`reuse annotate` on gettext PO files
While trying to upgrade to reuse-tool 2.0 (before noticing it got yanked), we ran into several issues with the snippets detection. I wanted to annotate the files to avoid detection, but annotating is probably based on that as well.
Instead of adding comments on top of the file, it picked one of the fuzzy strings and added license instead of that, and removed all gettext special comments:
@@ -32508,9 +32538,11 @@ msgid ""
"and follows `REUSE 3.0 specification <https://reuse.software/>`_."
msgstr ""
-#: ../../../README.rst:72 ../../contributing/license.rst:7
-#, fuzzy
-#| msgid "Copyright © 2012–2021 Michal Čihař [email protected]"

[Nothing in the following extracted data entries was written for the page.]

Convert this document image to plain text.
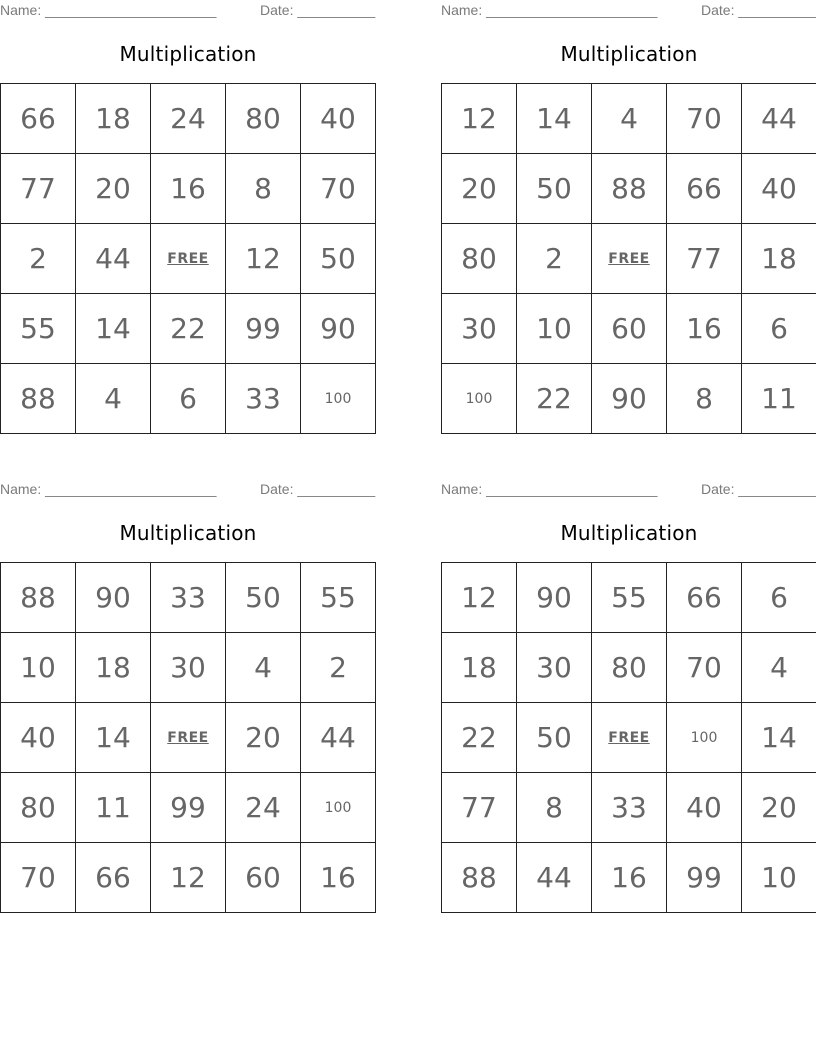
Name: ______________________	Date: __________
Multiplication
66	18	24	80	40
77	20	16	8	70
2	44	FREE	12	50
55	14	22	99	90
88	4	6	33	100
Name: ______________________	Date: __________
Multiplication
12	14	4	70	44
20	50	88	66	40
80	2	FREE	77	18
30	10	60	16	6
100	22	90	8	11
Name: ______________________	Date: __________
Multiplication
88	90	33	50	55
10	18	30	4	2
40	14	FREE	20	44
80	11	99	24	100
70	66	12	60	16
Name: ______________________	Date: __________
Multiplication
12	90	55	66	6
18	30	80	70	4
22	50	FREE	100	14
77	8	33	40	20
88	44	16	99	10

+# Copyright © 2012–2021 Michal Čihař [email protected]"
+# Copyright © Michal Čihař <[email protected]>
+#
+# SPDX-License-Identifier: GPL-3.0-or-later
+
msgid "Copyright © Michal Čihař [email protected]"
msgstr "Copyright © 2012–2021 Michal Čihař [email protected]"
Is it expected that annotate looks for snippets in the middle of the file? That makes it incredibly slow on such files.
Can annotate be aware of the gettext PO syntax and avoid destroying it?
Before reuse annotate: https://github.com/WeblateOrg/weblate/blob/c9e2bb29238ec7fe7fb48aa46ae816ab0ecba09a/docs/locales/fr/LC_MESSAGES/docs.po#L32511-L32515
After reuse annotate (and other changes): https://github.com/WeblateOrg/weblate/blob/f4b17ca9169db46973b9228e2270d0ba582cd510/docs/locales/fr/LC_MESSAGES/docs.po#L32541-L32547
oof.
This will require a little more attention than I have time for now. But this obviously shouldn't happen.
The problem is probably that reuse is rather naïve in finding the file header. It needs to be naïve, because it tries to support a lot of languages, and we don't have a robust library to deal with all manner of languages and comment styles.
So you get weird stuff like this.
Regarding looking for snippets in the whole file, #699 may have introduces that. It was meant for lint/spdx but not for annotate.
This doesn't concern an SPDX snippet though, I don't think.
Seems that annotate behavior hasn't changed, it behaves this way on older releases as well.
https://github.com/fsfe/reuse-tool/pull/699 just made me run into this issue because it started to detect other license in the file than we had in the dep5 file. It was actually useful in this case because it made me remove some bogus comments we had in these files…